NEW YORK — Three years ago this month, a federal jury in Brooklyn began to hear about the inner world of NXIVM leader Keith Raniere, the Capital Region-based human potential guru now known as a cult leader.
For nearly two months, jurors listened as witnesses described a secret club where blackmailed “slaves” took lifetime vows of obedience to “masters.” They saw evidence that Raniere started having sex with one future “slave” since she was 15, exploited her for child pornography and referred to himself as her “husband.” They saw that woman’s older sister testify how Raniere also groomed her for sex, then banished her to a room in her family’s Halfmoon townhouse for nearly two years because she kissed another man.

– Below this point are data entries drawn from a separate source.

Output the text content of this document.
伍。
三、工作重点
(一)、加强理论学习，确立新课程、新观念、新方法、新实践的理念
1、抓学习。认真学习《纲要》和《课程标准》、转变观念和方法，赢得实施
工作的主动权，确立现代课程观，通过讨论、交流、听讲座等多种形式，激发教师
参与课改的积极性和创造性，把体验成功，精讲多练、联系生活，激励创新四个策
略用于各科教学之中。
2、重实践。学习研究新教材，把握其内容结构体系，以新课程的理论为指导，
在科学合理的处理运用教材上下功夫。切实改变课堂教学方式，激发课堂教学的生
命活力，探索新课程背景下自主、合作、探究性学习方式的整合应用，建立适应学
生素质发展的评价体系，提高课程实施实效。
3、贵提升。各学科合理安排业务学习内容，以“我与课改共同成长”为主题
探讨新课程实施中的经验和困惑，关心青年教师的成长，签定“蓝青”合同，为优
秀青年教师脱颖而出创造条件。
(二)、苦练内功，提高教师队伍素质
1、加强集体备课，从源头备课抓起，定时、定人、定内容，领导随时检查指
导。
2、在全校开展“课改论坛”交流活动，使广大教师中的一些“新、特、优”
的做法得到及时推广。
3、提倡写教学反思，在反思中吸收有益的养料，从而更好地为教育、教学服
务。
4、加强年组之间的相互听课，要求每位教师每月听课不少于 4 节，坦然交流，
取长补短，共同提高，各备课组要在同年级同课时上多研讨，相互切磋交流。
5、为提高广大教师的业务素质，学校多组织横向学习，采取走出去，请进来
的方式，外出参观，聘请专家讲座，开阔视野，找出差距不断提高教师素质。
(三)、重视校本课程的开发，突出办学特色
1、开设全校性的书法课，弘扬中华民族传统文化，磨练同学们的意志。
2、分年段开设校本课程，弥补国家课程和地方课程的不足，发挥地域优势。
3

And then, after deliberating less than five hours, the jury convicted Raniere on all charges, including sex-trafficking, forced labor conspiracy and racketeering and wire fraud crimes. Raniere, 61, known in his ranks as “Vanguard,” is serving a 120-year sentence in a Tucson, Arizona federal prison.

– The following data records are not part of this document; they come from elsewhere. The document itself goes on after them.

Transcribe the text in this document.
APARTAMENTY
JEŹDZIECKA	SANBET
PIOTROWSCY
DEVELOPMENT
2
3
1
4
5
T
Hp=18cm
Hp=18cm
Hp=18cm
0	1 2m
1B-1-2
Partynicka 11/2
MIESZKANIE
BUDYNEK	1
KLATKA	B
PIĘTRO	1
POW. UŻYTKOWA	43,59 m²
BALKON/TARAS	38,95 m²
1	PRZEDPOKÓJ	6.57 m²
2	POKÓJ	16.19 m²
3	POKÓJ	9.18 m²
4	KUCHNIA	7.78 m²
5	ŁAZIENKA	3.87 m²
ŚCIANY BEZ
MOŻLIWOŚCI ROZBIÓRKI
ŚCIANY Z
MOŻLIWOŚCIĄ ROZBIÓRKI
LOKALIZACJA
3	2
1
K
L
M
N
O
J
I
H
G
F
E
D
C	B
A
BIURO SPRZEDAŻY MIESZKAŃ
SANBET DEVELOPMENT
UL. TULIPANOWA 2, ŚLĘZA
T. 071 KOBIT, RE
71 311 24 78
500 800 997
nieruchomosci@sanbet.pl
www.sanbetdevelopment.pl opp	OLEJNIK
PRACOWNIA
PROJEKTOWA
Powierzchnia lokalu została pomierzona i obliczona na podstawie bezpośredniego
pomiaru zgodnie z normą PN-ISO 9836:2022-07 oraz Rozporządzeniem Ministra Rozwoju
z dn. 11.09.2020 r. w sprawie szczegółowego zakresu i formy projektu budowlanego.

But his legal saga is not over yet.
On Tuesday afternoon, the legal strength of Raniere’s convictions and the sentence of a co-defendant, Seagrams heiress Clare Bronfman, will be tested at the U.S. Court of Appeals for the Second Circuit in Manhattan. Senior U.S. Circuit Judge Guido Calabresi and Circuit Judges Jose A. Cabranes and Richard J. Sullivan will listen to the arguments. Prosecutors get 10 minutes. Attorneys for Raniere and Bronfman will get five minutes apiece.
Nothing in the NXIVM case has ever seemed typical, and Raniere’s appeal is no different.
In an 11th-hour failed bid last Thursday, Raniere attorney Joseph Tully asked the Second Circuit to delay the arguments. Tully said he uncovered new evidence showing FBI agents altered and destroyed evidence to support the prosecution’s child pornography charges against Raniere. Agents discovered the images on March 27, 2018 inside Raniere’s “executive library” on Hale Drive in the Knox Woods townhouse complex in Halfmoon, where dozens of NXIVM members lived.
Tully included statements from three forensic experts: retired FBI agent J. Richard Kiper, attorney Steven Marc Abrams and Wayne B. Norris, a California-based expert witness in computer forensics.